С ним ведь никогда не знаешь, чего ожидать. Может, и согласится, типа, почему бы и нет, а может, и расплачется, как перед маминым отъездом на Бали. Закатит истерику: «Никуда я не поеду!», «Отстань» и так далее. И главное, вероятность и той, и другой реакции одинаковая.
Шансы – пятьдесят на пятьдесят. Ну как тут угадаешь?
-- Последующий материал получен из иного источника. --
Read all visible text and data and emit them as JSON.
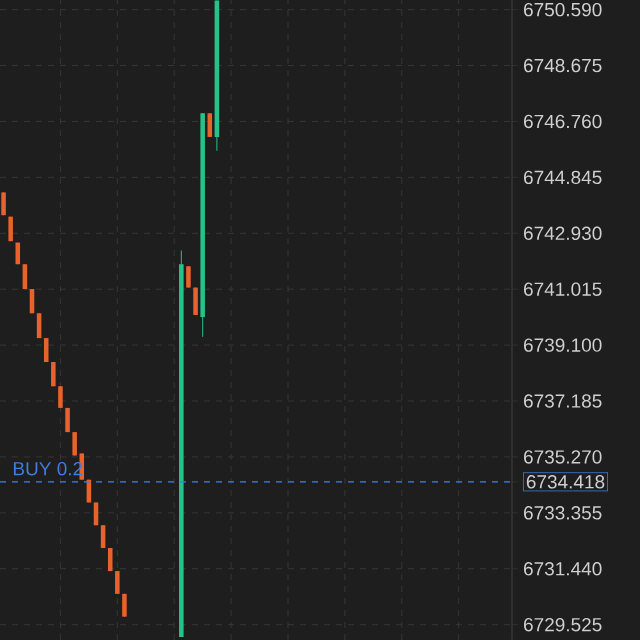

За те несколько дней, что мы прожили здесь, купаясь в море, любуясь закатами и рассветами, брат из бледного, запуганного, нелюдимого ребенка превратился в обычного веселого мальчишку. Стал другим человеком.
Прошла неделя, с тех пор как мы сюда приехали. Я старательно избегала разговоров о его школьных проблемах. Вернее, я просто не говорила об этом – ни во время наших прогулок по морскому берегу, ни после большого и неожиданного выигрыша в пачинко[18], когда он смеялся так, что, казалось, вот-вот лопнет от смеха, ни вечерами, когда мы вдвоем сидели в большой комнате и смотрели телевизор, ни перед сном – уже после того, как свет выключен и квартира погружена во тьму и тишину.
Не говорила я и о причине нашей поездки…
Я не знаю, насколько он болен и какую еще тягость сможет вынести.
Я не знаю, сколько понадобится времени, чтобы болезнь прошла.
Именно поэтому я с самого начала решила не говорить с ним о проблемах. Именно поэтому наш отдых получился настоящим отдыхом. Иногда мне даже хотелось, чтобы это длилось как можно дольше. Может быть, бесконечно.
Но всему бывает конец. Трудно сказать, когда он наступит, но он неизбежно наступает, зачастую в самый неожиданный момент…
Днем мы отправились на рыбалку.
Самая обычная любительская рыбалка с удочками, взятыми напрокат. Это был второй заход. В первый раз мы наловили целую гору мелкой рыбешки, и так нам это понравилось, что было решено обязательно сходить на рыбалку еще раз.
В ожидании клева мы сидели на бетонном причале, но рыба не клевала.
Дул сильный ветер, пахло солью, от бетона тянуло холодом.
Все было против нас. Настроение испортилось.
Закинув удочки в море, мы сидели с кислыми лицами.
Небо как вуалью было затянуто тонкими, почти прозрачными облаками, сквозь которые тут и там просвечивала синева.
Волны глухо бились о сваи, разбрызгивая мелкую, сливочную пену.
Я словно со стороны взглянула на эту картину, и в голове вдруг всплыло слово «прилив».
Внезапно вся эта красота мне надоела.
Волны набегали и откатывали, и в их шуме мне слышались слова.
«Пора возвращаться».
«Все, что вы могли здесь увидеть, – вы уже увидели».
Я взглянула на брата, вдруг он тоже что-то почувствовал? Но он все так же сидел с кислой миной, вцепившись в удочку.
Было совершенно непонятно, о чем он думает.
Поэтому я промолчала.
Стоило мне подумать о возвращении, и я сразу вспомнила о тех, кто остался в Токио. Вспомнила маму, Микико, Джюнко, Эйко, хозяина бара, подружку – официантку. И хотя от Кочи до Токио не так уж и далеко, мне показалось, что нас разделяет непреодолимое расстояние. Потом я вспомнила Рюичиро.
Я поняла, что очень соскучилась по нему.
Интересно, где он сейчас? Что делает?